Burnett também apontou para a atividade comercial e de desenvolvimento em todo o portfólio, incluindo o lançamento da plataforma de software ClearPoint 3.0, marcação CE para ClearPoint 3.0 sob um novo órgão notificado europeu, início do processo regulatório PMDA no Japão com expectativas para realizar os primeiros casos de ensaio clínico de terapia celular na segunda metade do ano e desenvolvimento contínuo de uma plataforma robótica com demonstrações de usabilidade planejadas. Em terapia a laser, ele observou a aprovação da FDA em 2025 para o Prism expandir a compatibilidade para scanners de ressonância magnética de 1,5 Tesla, instalações iniciais de 1,5 Tesla e planos para 2026 que incluem buscar aprovação europeia para o Prism, submeter o software Harmony 1.0 e publicar dados de ensaios clínicos de tumor habilitados pelo Prism. No lado do acesso, ele citou a aprovação da FDA recebida pelo parceiro de perfuração adeor para o Velocity Alpha MR Conditional Power Drill, com um lançamento limitado no mercado começando e priorização inicial para locais e casos de entrega de medicamentos.

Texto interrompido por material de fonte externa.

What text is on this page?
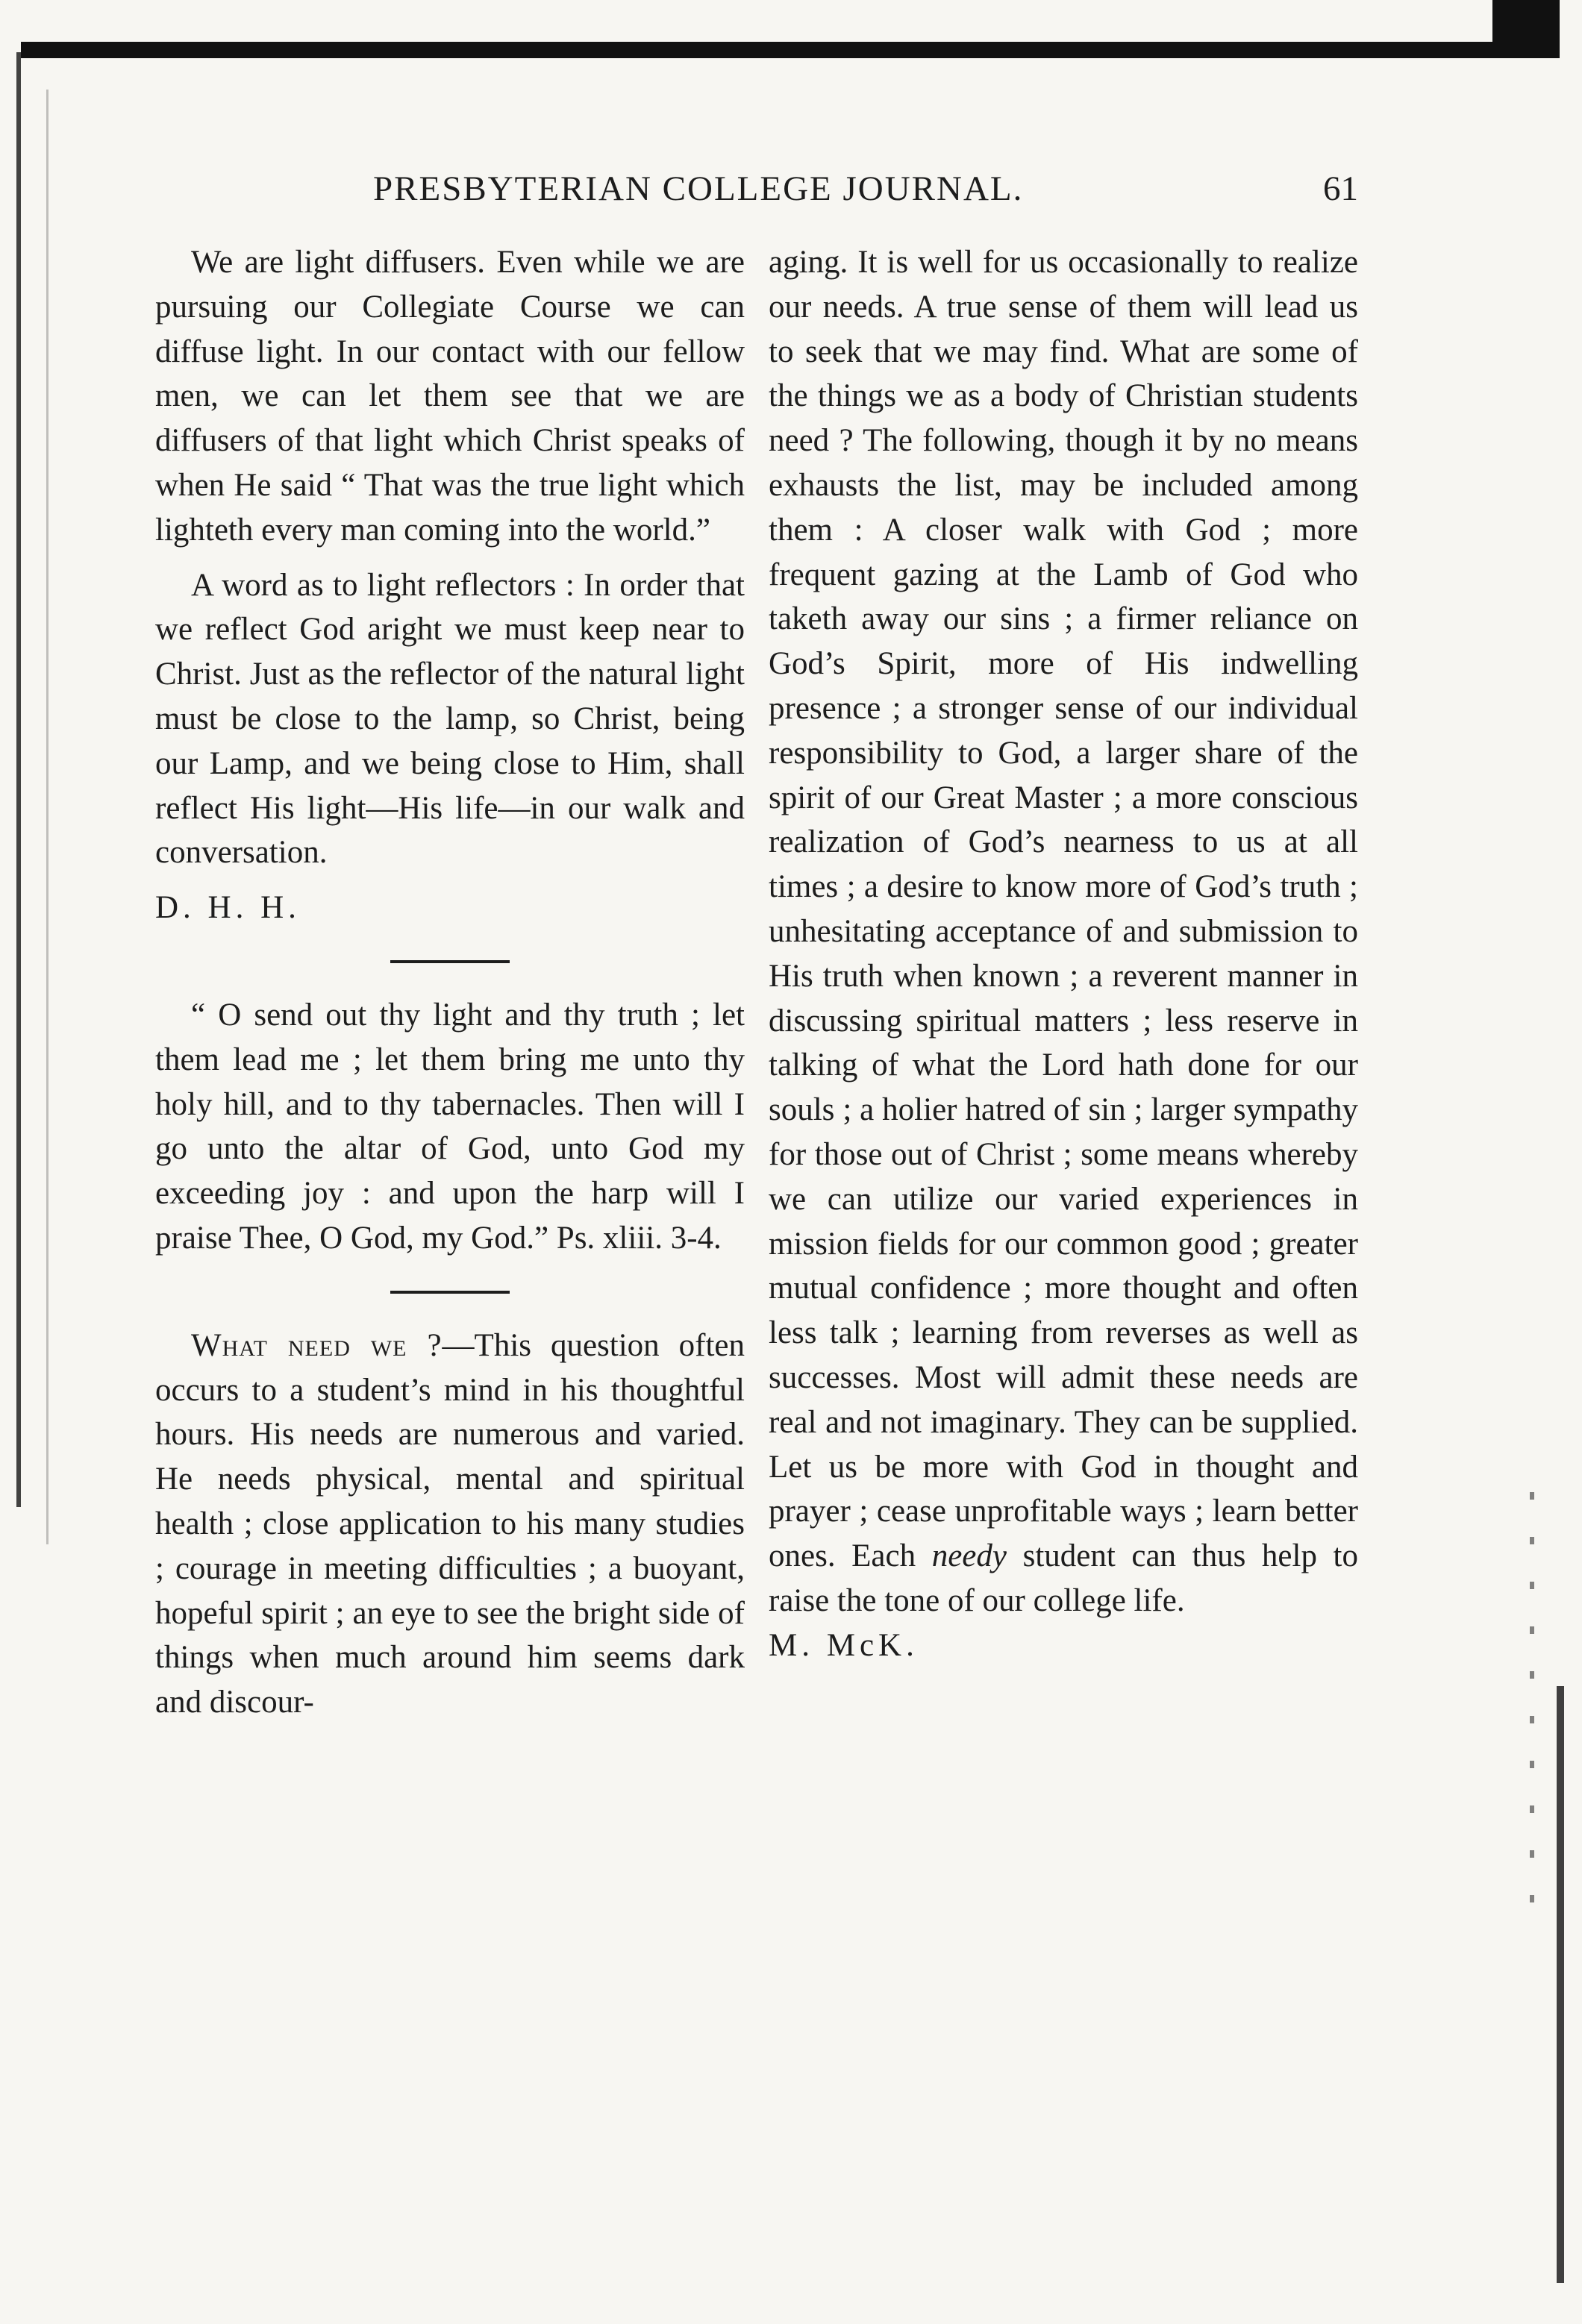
PRESBYTERIAN COLLEGE JOURNAL.	61

We are light diffusers. Even while we are pursuing our Collegiate Course we can diffuse light. In our contact with our fellow men, we can let them see that we are diffusers of that light which Christ speaks of when He said “ That was the true light which lighteth every man coming into the world.”

A word as to light reflectors : In order that we reflect God aright we must keep near to Christ. Just as the reflector of the natural light must be close to the lamp, so Christ, being our Lamp, and we being close to Him, shall reflect His light—His life—in our walk and conversation.

D. H. H.

“ O send out thy light and thy truth ; let them lead me ; let them bring me unto thy holy hill, and to thy tabernacles. Then will I go unto the altar of God, unto God my exceeding joy : and upon the harp will I praise Thee, O God, my God.” Ps. xliii. 3-4.

What need we ?—This question often occurs to a student’s mind in his thoughtful hours. His needs are numerous and varied. He needs physical, mental and spiritual health ; close application to his many studies ; courage in meeting difficulties ; a buoyant, hopeful spirit ; an eye to see the bright side of things when much around him seems dark and discour-

aging. It is well for us occasionally to realize our needs. A true sense of them will lead us to seek that we may find. What are some of the things we as a body of Christian students need ? The following, though it by no means exhausts the list, may be included among them : A closer walk with God ; more frequent gazing at the Lamb of God who taketh away our sins ; a firmer reliance on God’s Spirit, more of His indwelling presence ; a stronger sense of our individual responsibility to God, a larger share of the spirit of our Great Master ; a more conscious realization of God’s nearness to us at all times ; a desire to know more of God’s truth ; unhesitating acceptance of and submission to His truth when known ; a reverent manner in discussing spiritual matters ; less reserve in talking of what the Lord hath done for our souls ; a holier hatred of sin ; larger sympathy for those out of Christ ; some means whereby we can utilize our varied experiences in mission fields for our common good ; greater mutual confidence ; more thought and often less talk ; learning from reverses as well as successes. Most will admit these needs are real and not imaginary. They can be supplied. Let us be more with God in thought and prayer ; cease unprofitable ways ; learn better ones. Each needy student can thus help to raise the tone of our college life.

M. McK.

Para o gerenciamento neurocrítico, Burnett disse que os ativos IRRAflow fornecem entrada em uma oportunidade de mercado existente e adicionam uma opção flexível de entrega de medicamentos implantável para o cérebro, com o cateter IRRAflow sendo disponibilizado como outra ferramenta que os parceiros de biotecnologia podem avaliar na instalação The CAL. Ele também se referiu a um ensaio clínico randomizado apoiado pela IRRAS chamado ARCH trial, com uma leitura de dados esperada mais tarde no ano.

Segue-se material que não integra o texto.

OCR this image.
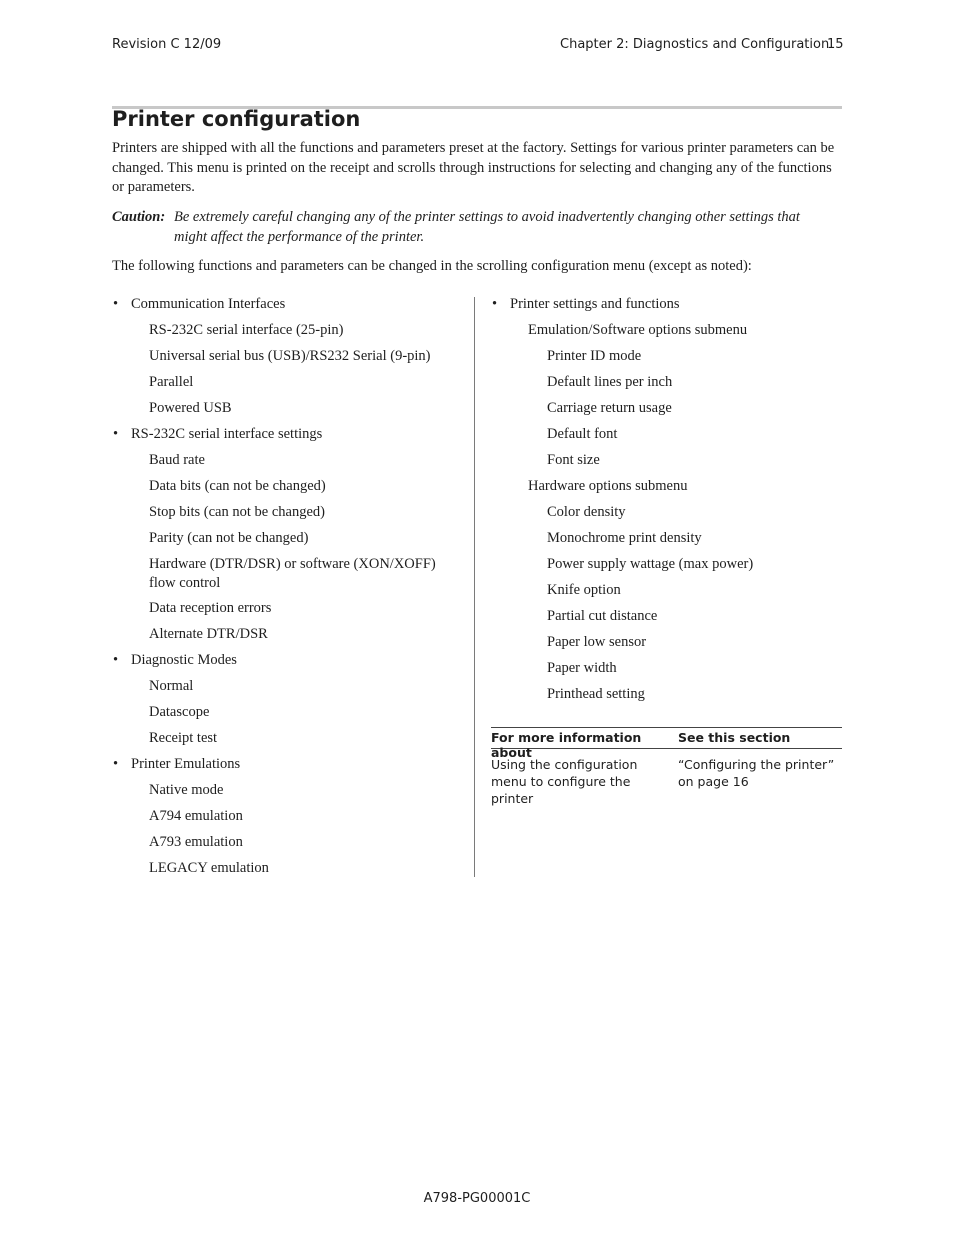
Revision C 12/09	Chapter 2: Diagnostics and Configuration
15
Printer configuration

Printers are shipped with all the functions and parameters preset at the factory. Settings for various printer parameters can be changed. This menu is printed on the receipt and scrolls through instructions for selecting and changing any of the functions or parameters.

Caution: Be extremely careful changing any of the printer settings to avoid inadvertently changing other settings that might affect the performance of the printer.

The following functions and parameters can be changed in the scrolling configuration menu (except as noted):

• Communication Interfaces
RS-232C serial interface (25-pin)
Universal serial bus (USB)/RS232 Serial (9-pin)
Parallel
Powered USB
• RS-232C serial interface settings
Baud rate
Data bits (can not be changed)
Stop bits (can not be changed)
Parity (can not be changed)
Hardware (DTR/DSR) or software (XON/XOFF) flow control
Data reception errors
Alternate DTR/DSR
• Diagnostic Modes
Normal
Datascope
Receipt test
• Printer Emulations
Native mode
A794 emulation
A793 emulation
LEGACY emulation
• Printer settings and functions
Emulation/Software options submenu
Printer ID mode
Default lines per inch
Carriage return usage
Default font
Font size
Hardware options submenu
Color density
Monochrome print density
Power supply wattage (max power)
Knife option
Partial cut distance
Paper low sensor
Paper width
Printhead setting
For more information about
See this section
Using the configuration menu to configure the printer
“Configuring the printer” on page 16
A798-PG00001C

Sobre a ClearPoint Neuro (NASDAQ:CLPT)
A ClearPoint Neuro, Inc. é uma empresa de tecnologia médica especializada no desenvolvimento e comercialização de uma plataforma de terapia guiada por ressonância magnética para procedimentos neurocirúrgicos minimamente invasivos. Com sede em Cambridge, Massachusetts, o sistema ClearPoint® SmartFrame™ da empresa permite que os cirurgiões realizem intervenções intracranianas precisas e eficientes, fornecendo feedback de imagem por ressonância magnética em tempo real. Essa tecnologia é projetada para melhorar a segurança e os resultados do paciente em tratamentos que variam do posicionamento de eletrodos de estimulação cerebral profunda à ablação a laser de focos epilépticos e tumores cerebrais.
O Sistema ClearPoint integra hardware, software e capacidades de imagem para guiar instrumentos através do cérebro com precisão de submili metro.